Die 1991 in Kiel gebaute ZIM KOREA ist eins von sechs Schwesterschiffen der ZIM AMERICA





Darüber hinaus übertrug der Kapitän dem Zweiten Aufgaben, für die er selbst zuständig war. Der Kurs des Schiffes wurde vom Zweiten nach einem Telefongespräch mit dem Kapitän in Richtung Astrolabe Riff zur Einsparung der zu laufenden Distanz geändert. Diese Veränderungen widersprechen den Regeln guter Seemannschaft. Einen solchen Gedanken hätte der Kapitän mit allem Für und Wider selbst anhand der Karte kontrollieren müssen. Das Ergebnis dieser nicht seemännischen Arbeitsweise war der Totalverlust des Schiffes, eine beachtliche Umweltverschmutzung und eine sehr teure Beseitigung von Teilen des Wracks.



Eine der schönsten Definitionen in der Seefahrt ist die folgende aus dem Fachbuch „The American Practical Navigator“ (Ausgabe 1995):

Die Navigation eines Schiffes verbindet Wissenschaft und Kunst. Ein guter Navigator sammelt Informationen von jeder zur Verfügung stehenden Quelle, wertet diese Information aus, ermittelt einen Schiffsort und vergleicht diesen Schiffsort mit der vorher durch Koppeln


bestimmten Position. Ein Navigator bewertet ständig die Position des Schiffes, erkennt mögliche gefährliche Situationen, bevor sie entstehen und ist mit seinen Überlegungen immer der jeweiligen Situation voraus. Der moderne Navigator muss die Grundkonzepte der vielen heutigen Navigationssysteme verstehen, ermittelt ihre Genauigkeit und kommt so zu den bestmöglichen Entscheidungen für die Führung des Schiffes.

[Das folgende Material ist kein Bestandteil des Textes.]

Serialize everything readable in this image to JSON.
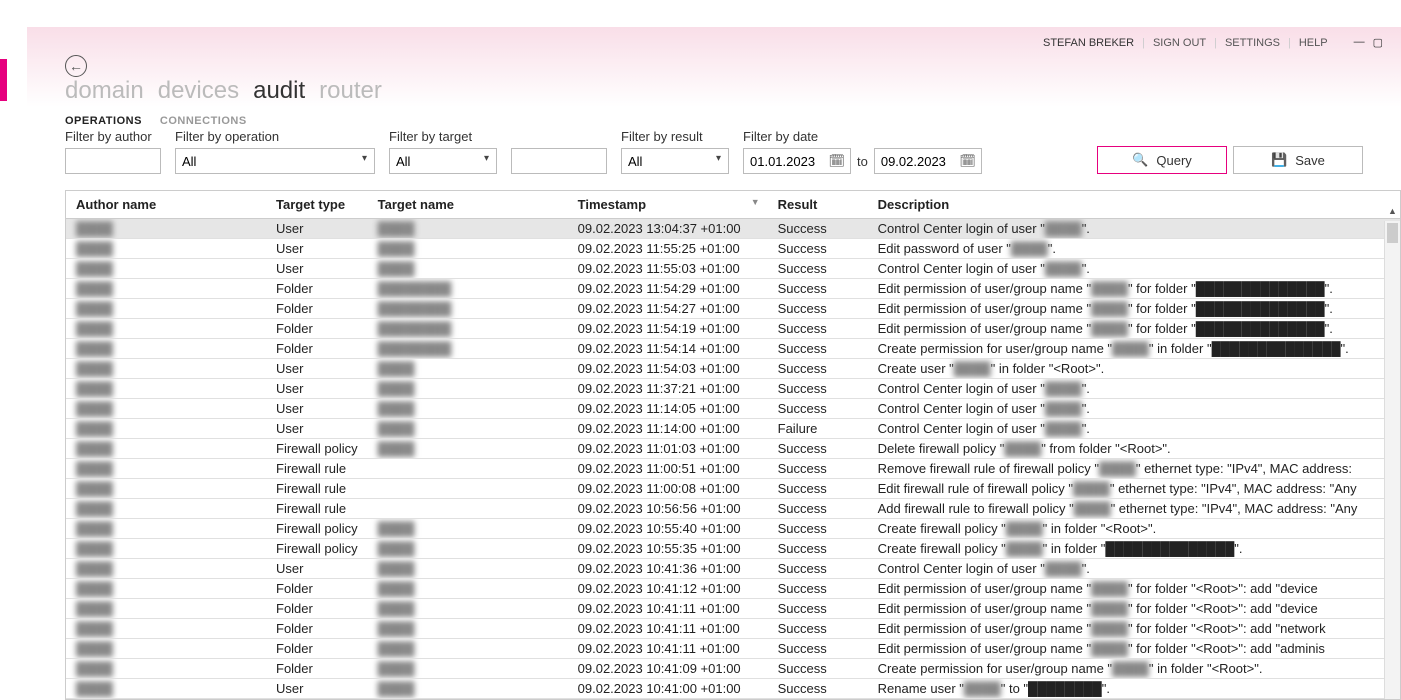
{
  "header": {
    "user_name": "STEFAN BREKER",
    "sign_out": "SIGN OUT",
    "settings": "SETTINGS",
    "help": "HELP"
  },
  "main_tabs": {
    "domain": "domain",
    "devices": "devices",
    "audit": "audit",
    "router": "router",
    "active": "audit"
  },
  "sub_tabs": {
    "operations": "OPERATIONS",
    "connections": "CONNECTIONS",
    "active": "operations"
  },
  "filters": {
    "author": {
      "label": "Filter by author",
      "value": ""
    },
    "operation": {
      "label": "Filter by operation",
      "value": "All"
    },
    "target": {
      "label": "Filter by target",
      "select_value": "All",
      "text_value": ""
    },
    "result": {
      "label": "Filter by result",
      "value": "All"
    },
    "date": {
      "label": "Filter by date",
      "from": "01.01.2023",
      "to_label": "to",
      "to": "09.02.2023"
    }
  },
  "actions": {
    "query": "Query",
    "save": "Save"
  },
  "table": {
    "columns": {
      "author": "Author name",
      "target_type": "Target type",
      "target_name": "Target name",
      "timestamp": "Timestamp",
      "result": "Result",
      "description": "Description"
    },
    "rows": [
      {
        "author": "████",
        "target_type": "User",
        "target_name": "████",
        "timestamp": "09.02.2023 13:04:37 +01:00",
        "result": "Success",
        "desc_pre": "Control Center login of user \"",
        "desc_blur": "████",
        "desc_post": "\"."
      },
      {
        "author": "████",
        "target_type": "User",
        "target_name": "████",
        "timestamp": "09.02.2023 11:55:25 +01:00",
        "result": "Success",
        "desc_pre": "Edit password of user \"",
        "desc_blur": "████",
        "desc_post": "\"."
      },
      {
        "author": "████",
        "target_type": "User",
        "target_name": "████",
        "timestamp": "09.02.2023 11:55:03 +01:00",
        "result": "Success",
        "desc_pre": "Control Center login of user \"",
        "desc_blur": "████",
        "desc_post": "\"."
      },
      {
        "author": "████",
        "target_type": "Folder",
        "target_name": "████████",
        "timestamp": "09.02.2023 11:54:29 +01:00",
        "result": "Success",
        "desc_pre": "Edit permission of user/group name \"",
        "desc_blur": "████",
        "desc_post": "\" for folder \"██████████████\"."
      },
      {
        "author": "████",
        "target_type": "Folder",
        "target_name": "████████",
        "timestamp": "09.02.2023 11:54:27 +01:00",
        "result": "Success",
        "desc_pre": "Edit permission of user/group name \"",
        "desc_blur": "████",
        "desc_post": "\" for folder \"██████████████\"."
      },
      {
        "author": "████",
        "target_type": "Folder",
        "target_name": "████████",
        "timestamp": "09.02.2023 11:54:19 +01:00",
        "result": "Success",
        "desc_pre": "Edit permission of user/group name \"",
        "desc_blur": "████",
        "desc_post": "\" for folder \"██████████████\"."
      },
      {
        "author": "████",
        "target_type": "Folder",
        "target_name": "████████",
        "timestamp": "09.02.2023 11:54:14 +01:00",
        "result": "Success",
        "desc_pre": "Create permission for user/group name \"",
        "desc_blur": "████",
        "desc_post": "\" in folder \"██████████████\"."
      },
      {
        "author": "████",
        "target_type": "User",
        "target_name": "████",
        "timestamp": "09.02.2023 11:54:03 +01:00",
        "result": "Success",
        "desc_pre": "Create user \"",
        "desc_blur": "████",
        "desc_post": "\" in folder \"<Root>\"."
      },
      {
        "author": "████",
        "target_type": "User",
        "target_name": "████",
        "timestamp": "09.02.2023 11:37:21 +01:00",
        "result": "Success",
        "desc_pre": "Control Center login of user \"",
        "desc_blur": "████",
        "desc_post": "\"."
      },
      {
        "author": "████",
        "target_type": "User",
        "target_name": "████",
        "timestamp": "09.02.2023 11:14:05 +01:00",
        "result": "Success",
        "desc_pre": "Control Center login of user \"",
        "desc_blur": "████",
        "desc_post": "\"."
      },
      {
        "author": "████",
        "target_type": "User",
        "target_name": "████",
        "timestamp": "09.02.2023 11:14:00 +01:00",
        "result": "Failure",
        "desc_pre": "Control Center login of user \"",
        "desc_blur": "████",
        "desc_post": "\"."
      },
      {
        "author": "████",
        "target_type": "Firewall policy",
        "target_name": "████",
        "timestamp": "09.02.2023 11:01:03 +01:00",
        "result": "Success",
        "desc_pre": "Delete firewall policy \"",
        "desc_blur": "████",
        "desc_post": "\" from folder \"<Root>\"."
      },
      {
        "author": "████",
        "target_type": "Firewall rule",
        "target_name": "",
        "timestamp": "09.02.2023 11:00:51 +01:00",
        "result": "Success",
        "desc_pre": "Remove firewall rule of firewall policy \"",
        "desc_blur": "████",
        "desc_post": "\" ethernet type: \"IPv4\", MAC address:"
      },
      {
        "author": "████",
        "target_type": "Firewall rule",
        "target_name": "",
        "timestamp": "09.02.2023 11:00:08 +01:00",
        "result": "Success",
        "desc_pre": "Edit firewall rule of firewall policy \"",
        "desc_blur": "████",
        "desc_post": "\" ethernet type: \"IPv4\", MAC address: \"Any"
      },
      {
        "author": "████",
        "target_type": "Firewall rule",
        "target_name": "",
        "timestamp": "09.02.2023 10:56:56 +01:00",
        "result": "Success",
        "desc_pre": "Add firewall rule to firewall policy \"",
        "desc_blur": "████",
        "desc_post": "\" ethernet type: \"IPv4\", MAC address: \"Any"
      },
      {
        "author": "████",
        "target_type": "Firewall policy",
        "target_name": "████",
        "timestamp": "09.02.2023 10:55:40 +01:00",
        "result": "Success",
        "desc_pre": "Create firewall policy \"",
        "desc_blur": "████",
        "desc_post": "\" in folder \"<Root>\"."
      },
      {
        "author": "████",
        "target_type": "Firewall policy",
        "target_name": "████",
        "timestamp": "09.02.2023 10:55:35 +01:00",
        "result": "Success",
        "desc_pre": "Create firewall policy \"",
        "desc_blur": "████",
        "desc_post": "\" in folder \"██████████████\"."
      },
      {
        "author": "████",
        "target_type": "User",
        "target_name": "████",
        "timestamp": "09.02.2023 10:41:36 +01:00",
        "result": "Success",
        "desc_pre": "Control Center login of user \"",
        "desc_blur": "████",
        "desc_post": "\"."
      },
      {
        "author": "████",
        "target_type": "Folder",
        "target_name": "████",
        "timestamp": "09.02.2023 10:41:12 +01:00",
        "result": "Success",
        "desc_pre": "Edit permission of user/group name \"",
        "desc_blur": "████",
        "desc_post": "\" for folder \"<Root>\": add \"device"
      },
      {
        "author": "████",
        "target_type": "Folder",
        "target_name": "████",
        "timestamp": "09.02.2023 10:41:11 +01:00",
        "result": "Success",
        "desc_pre": "Edit permission of user/group name \"",
        "desc_blur": "████",
        "desc_post": "\" for folder \"<Root>\": add \"device"
      },
      {
        "author": "████",
        "target_type": "Folder",
        "target_name": "████",
        "timestamp": "09.02.2023 10:41:11 +01:00",
        "result": "Success",
        "desc_pre": "Edit permission of user/group name \"",
        "desc_blur": "████",
        "desc_post": "\" for folder \"<Root>\": add \"network"
      },
      {
        "author": "████",
        "target_type": "Folder",
        "target_name": "████",
        "timestamp": "09.02.2023 10:41:11 +01:00",
        "result": "Success",
        "desc_pre": "Edit permission of user/group name \"",
        "desc_blur": "████",
        "desc_post": "\" for folder \"<Root>\": add \"adminis"
      },
      {
        "author": "████",
        "target_type": "Folder",
        "target_name": "████",
        "timestamp": "09.02.2023 10:41:09 +01:00",
        "result": "Success",
        "desc_pre": "Create permission for user/group name \"",
        "desc_blur": "████",
        "desc_post": "\" in folder \"<Root>\"."
      },
      {
        "author": "████",
        "target_type": "User",
        "target_name": "████",
        "timestamp": "09.02.2023 10:41:00 +01:00",
        "result": "Success",
        "desc_pre": "Rename user \"",
        "desc_blur": "████",
        "desc_post": "\" to \"████████\"."
      }
    ]
  }
}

Diese Definition gab es zur Zeit eines alten Kapitäns, der mit seinem Segler aus Geordie (Umgebung von Newcastle upon Tyne) Kohle in der Küstenfahrt transportierte, noch nicht. Wenn es sie gegeben hätte, würde er sie wahrscheinlich nicht beachtet haben. Bei dickem Wetter wurde der Kohlefrachter auf die Nordsee hinausgetrieben. Der Schipper wandte sich an seinen Steuermann, wo denn die Seekarte wäre, denn ihm sei so, als hätten sie eine an Bord. Nach einigem Suchen fanden sie die Karte fein säuberlich aufgerollt unter dem Staub der Jahrzehnte. Der Kapitän rollte sie auf, sah aufmerksam hinein und rammte seinen rechten Daumen auf die Karte. „Wi sünd ungefähr hier“, sagte er. „Möönsch“, sagte der Steuermann, „lot mal sehn.“ Der Alte lüftete seinen Daumen und beide starrten voller Schrecken auf die Karte. Genau dort, wo der Daumen gewesen war, befand sich ein schwarzer Fleck. Schließlich sagte der Schiffsführer: „Is dat Fleegendreck, denn sünd wi richtig. Aber wenn nich …! Klar zum Halsen!“ Zumindest hat der Küstenschiffer anscheinend gewusst, wo er hinwollte.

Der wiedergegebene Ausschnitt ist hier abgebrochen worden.